No hay razón para que el más renombrado político, el mejor actor, el cantante óptimo, el más brillante científico, el intelectual de superior comprensión, el deportista de élite, etc.… sea el hombre más adaptado, el más maduro o el más adecuado para superar condiciones adversas. El sistema crea las condiciones para que estos “selectos” se expresen y manifiesten. Por lo general, ellos responden según la expectativa que los ha creado y no suelen ser susceptibles de producir cambios sociales en profundidad por mucho que se les valore y admire (todos nosotros, mediante la educación selectiva, hemos sido programados para el elogio y la admiración).

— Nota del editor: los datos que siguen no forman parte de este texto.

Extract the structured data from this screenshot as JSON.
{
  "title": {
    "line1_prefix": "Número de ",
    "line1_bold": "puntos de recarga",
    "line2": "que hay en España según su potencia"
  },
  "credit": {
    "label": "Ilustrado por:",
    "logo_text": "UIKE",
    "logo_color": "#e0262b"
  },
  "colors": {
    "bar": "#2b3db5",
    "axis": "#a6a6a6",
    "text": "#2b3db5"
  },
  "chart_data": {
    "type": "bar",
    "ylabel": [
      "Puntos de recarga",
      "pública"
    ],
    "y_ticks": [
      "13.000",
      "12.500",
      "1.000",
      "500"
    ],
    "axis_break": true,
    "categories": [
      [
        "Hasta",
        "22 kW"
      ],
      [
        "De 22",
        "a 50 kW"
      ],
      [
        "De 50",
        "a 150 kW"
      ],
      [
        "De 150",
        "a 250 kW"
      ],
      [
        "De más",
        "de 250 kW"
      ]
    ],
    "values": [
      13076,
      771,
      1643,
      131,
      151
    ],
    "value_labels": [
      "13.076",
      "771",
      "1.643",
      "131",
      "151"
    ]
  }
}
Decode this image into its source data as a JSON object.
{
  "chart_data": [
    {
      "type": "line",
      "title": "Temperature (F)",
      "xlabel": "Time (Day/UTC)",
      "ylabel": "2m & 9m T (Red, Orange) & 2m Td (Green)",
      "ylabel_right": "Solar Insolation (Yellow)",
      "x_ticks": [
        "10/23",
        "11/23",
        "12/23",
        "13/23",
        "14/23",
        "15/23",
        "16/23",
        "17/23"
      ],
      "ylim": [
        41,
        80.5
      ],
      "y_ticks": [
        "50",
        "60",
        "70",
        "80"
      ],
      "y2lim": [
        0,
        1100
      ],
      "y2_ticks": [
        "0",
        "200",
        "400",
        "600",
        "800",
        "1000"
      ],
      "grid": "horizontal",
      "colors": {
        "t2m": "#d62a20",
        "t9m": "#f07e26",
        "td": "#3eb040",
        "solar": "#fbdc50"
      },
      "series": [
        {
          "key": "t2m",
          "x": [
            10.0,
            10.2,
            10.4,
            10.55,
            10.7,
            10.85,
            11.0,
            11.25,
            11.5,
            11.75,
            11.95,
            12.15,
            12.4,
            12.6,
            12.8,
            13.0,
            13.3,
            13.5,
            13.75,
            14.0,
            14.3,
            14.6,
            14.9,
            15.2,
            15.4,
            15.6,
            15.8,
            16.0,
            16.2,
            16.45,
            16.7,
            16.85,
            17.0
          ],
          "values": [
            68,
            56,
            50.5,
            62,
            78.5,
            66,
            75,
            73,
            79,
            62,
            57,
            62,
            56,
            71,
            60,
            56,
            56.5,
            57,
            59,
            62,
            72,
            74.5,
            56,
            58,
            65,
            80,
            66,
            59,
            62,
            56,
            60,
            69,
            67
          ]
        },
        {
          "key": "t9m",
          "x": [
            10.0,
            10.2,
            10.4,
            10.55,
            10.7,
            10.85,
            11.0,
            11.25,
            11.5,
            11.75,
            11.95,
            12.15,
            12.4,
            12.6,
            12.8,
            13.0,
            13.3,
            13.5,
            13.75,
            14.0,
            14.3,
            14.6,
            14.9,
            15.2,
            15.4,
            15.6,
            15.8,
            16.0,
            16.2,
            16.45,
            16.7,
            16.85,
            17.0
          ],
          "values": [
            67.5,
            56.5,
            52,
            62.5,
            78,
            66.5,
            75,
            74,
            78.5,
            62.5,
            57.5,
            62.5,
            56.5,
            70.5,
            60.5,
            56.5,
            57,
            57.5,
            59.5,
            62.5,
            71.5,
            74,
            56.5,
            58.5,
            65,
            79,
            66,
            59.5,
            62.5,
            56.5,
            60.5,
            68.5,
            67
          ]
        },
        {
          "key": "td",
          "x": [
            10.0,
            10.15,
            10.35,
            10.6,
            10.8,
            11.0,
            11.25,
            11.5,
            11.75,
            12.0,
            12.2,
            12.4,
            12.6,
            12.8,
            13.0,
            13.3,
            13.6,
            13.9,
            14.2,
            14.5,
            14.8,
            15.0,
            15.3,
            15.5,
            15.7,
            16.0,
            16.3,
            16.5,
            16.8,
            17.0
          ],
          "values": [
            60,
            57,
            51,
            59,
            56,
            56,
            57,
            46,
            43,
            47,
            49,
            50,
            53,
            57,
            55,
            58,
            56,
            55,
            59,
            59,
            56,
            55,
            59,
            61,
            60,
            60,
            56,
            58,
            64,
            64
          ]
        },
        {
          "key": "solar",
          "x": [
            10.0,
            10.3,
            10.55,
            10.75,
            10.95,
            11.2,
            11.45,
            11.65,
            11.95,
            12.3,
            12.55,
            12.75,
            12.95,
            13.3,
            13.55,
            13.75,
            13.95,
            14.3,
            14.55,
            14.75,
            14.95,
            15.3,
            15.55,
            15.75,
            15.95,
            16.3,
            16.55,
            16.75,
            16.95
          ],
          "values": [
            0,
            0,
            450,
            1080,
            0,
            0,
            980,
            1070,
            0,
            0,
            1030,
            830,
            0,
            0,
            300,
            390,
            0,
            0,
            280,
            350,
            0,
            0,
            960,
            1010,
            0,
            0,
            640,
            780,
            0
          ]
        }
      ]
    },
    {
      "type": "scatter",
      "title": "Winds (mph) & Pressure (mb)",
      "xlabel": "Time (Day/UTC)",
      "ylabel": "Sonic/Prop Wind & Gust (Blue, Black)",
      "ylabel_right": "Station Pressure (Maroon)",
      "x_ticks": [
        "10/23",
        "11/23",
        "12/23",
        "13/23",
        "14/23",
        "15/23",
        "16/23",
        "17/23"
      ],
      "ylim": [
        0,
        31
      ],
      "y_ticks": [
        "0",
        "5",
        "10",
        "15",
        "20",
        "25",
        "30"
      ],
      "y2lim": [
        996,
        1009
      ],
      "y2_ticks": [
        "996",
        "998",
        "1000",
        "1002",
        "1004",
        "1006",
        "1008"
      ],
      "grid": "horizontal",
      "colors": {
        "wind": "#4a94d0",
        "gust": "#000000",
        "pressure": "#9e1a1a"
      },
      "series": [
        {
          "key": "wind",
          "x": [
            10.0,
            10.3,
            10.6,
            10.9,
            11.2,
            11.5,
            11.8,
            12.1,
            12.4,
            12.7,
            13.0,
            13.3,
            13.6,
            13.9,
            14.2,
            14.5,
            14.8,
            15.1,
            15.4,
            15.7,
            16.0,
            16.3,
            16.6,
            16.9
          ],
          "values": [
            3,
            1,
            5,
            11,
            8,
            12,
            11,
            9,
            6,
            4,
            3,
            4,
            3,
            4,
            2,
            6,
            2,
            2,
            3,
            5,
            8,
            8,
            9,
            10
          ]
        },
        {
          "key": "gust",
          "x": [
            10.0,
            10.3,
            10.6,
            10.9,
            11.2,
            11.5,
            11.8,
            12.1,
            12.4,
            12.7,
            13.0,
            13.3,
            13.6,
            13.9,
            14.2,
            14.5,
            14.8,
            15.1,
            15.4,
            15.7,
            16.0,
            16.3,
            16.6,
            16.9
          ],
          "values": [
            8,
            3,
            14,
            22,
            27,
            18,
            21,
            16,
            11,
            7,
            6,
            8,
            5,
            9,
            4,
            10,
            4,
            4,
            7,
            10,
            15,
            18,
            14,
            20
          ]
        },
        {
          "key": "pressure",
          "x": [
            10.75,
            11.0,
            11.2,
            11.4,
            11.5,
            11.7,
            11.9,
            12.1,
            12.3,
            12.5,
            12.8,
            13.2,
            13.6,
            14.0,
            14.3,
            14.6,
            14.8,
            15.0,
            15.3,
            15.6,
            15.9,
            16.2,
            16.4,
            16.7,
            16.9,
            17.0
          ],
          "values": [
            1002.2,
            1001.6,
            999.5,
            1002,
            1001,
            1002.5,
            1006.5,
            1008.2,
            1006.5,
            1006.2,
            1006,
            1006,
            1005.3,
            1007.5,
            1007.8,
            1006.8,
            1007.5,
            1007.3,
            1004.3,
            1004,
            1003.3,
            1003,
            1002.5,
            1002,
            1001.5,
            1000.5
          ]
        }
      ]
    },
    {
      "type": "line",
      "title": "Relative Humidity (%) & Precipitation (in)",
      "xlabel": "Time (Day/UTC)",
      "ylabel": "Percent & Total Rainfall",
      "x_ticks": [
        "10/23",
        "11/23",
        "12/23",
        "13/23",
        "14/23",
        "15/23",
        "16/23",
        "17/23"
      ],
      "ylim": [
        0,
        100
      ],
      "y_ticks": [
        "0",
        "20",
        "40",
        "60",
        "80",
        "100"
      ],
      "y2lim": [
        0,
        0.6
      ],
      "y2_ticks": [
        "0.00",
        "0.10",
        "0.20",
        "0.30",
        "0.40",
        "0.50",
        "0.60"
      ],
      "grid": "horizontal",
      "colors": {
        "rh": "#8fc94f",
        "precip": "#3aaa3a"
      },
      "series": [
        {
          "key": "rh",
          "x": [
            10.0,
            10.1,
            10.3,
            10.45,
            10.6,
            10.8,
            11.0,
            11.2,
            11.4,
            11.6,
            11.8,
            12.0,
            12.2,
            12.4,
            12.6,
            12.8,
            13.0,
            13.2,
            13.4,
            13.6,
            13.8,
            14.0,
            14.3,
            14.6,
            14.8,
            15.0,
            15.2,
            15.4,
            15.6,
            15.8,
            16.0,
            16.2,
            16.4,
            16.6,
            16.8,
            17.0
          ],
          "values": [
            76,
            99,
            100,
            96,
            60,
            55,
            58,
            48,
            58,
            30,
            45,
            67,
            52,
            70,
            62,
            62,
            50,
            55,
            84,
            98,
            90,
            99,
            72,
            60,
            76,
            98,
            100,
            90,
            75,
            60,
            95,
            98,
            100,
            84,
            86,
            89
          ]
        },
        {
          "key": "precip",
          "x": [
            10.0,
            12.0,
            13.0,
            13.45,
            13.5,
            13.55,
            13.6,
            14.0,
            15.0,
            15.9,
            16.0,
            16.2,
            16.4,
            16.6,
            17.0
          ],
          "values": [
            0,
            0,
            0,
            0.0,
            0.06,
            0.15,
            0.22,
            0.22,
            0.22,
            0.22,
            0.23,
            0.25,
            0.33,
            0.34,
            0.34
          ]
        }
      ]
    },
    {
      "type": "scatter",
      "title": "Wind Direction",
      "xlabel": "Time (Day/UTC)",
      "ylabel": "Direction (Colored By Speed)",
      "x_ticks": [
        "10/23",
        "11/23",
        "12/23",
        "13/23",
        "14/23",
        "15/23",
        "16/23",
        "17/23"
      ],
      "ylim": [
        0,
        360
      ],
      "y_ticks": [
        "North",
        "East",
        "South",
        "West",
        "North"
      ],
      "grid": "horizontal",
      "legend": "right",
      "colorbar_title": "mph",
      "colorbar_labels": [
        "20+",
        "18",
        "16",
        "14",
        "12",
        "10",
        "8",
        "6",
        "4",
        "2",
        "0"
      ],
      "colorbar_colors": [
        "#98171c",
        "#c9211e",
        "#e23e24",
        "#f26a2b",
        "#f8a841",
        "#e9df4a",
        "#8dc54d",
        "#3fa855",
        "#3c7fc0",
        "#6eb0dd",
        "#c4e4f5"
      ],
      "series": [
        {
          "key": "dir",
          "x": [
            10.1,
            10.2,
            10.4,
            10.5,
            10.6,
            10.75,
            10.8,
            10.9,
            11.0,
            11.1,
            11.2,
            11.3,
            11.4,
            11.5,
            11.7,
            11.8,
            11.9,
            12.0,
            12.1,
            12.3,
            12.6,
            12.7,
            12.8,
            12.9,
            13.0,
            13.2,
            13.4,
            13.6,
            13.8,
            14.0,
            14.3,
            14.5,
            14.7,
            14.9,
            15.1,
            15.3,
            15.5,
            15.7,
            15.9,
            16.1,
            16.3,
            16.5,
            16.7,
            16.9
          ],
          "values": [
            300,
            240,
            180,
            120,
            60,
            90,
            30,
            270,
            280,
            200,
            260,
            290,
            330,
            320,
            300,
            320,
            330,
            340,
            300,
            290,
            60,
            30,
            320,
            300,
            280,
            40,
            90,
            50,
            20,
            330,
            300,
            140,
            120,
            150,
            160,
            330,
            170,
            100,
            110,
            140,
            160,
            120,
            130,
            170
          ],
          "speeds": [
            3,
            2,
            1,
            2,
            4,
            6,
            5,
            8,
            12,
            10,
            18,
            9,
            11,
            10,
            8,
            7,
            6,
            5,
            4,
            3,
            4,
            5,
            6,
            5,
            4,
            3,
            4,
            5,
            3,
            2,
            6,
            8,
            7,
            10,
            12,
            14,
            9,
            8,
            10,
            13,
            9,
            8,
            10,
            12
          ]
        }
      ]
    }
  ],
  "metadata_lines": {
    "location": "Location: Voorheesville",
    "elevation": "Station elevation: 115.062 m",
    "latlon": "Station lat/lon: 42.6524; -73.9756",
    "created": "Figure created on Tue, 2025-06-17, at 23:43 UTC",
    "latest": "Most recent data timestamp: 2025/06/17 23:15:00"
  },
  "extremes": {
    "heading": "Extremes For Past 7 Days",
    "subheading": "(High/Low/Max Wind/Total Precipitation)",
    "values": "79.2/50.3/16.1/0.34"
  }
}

Muchos científicos, intelectuales y académicos son reticentes a plantearse estas cuestiones porque, como queda claro, perjudican a sus intereses personales. La inteligencia que preconizan, algunos de estos personajes, puede ser perjudicial y peligrosa porque se pone al servicio del poderoso, del capital, daña el medio, silencia la objeción, diseña armamento, es insensible al sufrimiento, pone alto precio a sus servicios, gusta de halagos y premios… y atiende el propio interés sin considerar el de los demás. Las sombras de ignorancias no controladas – por la introspección ni por el autoanálisis– se yerguen amenazantes para el conjunto de seres humanos.

Del libro de Mario Simbio “La Alegre Ignorancia”.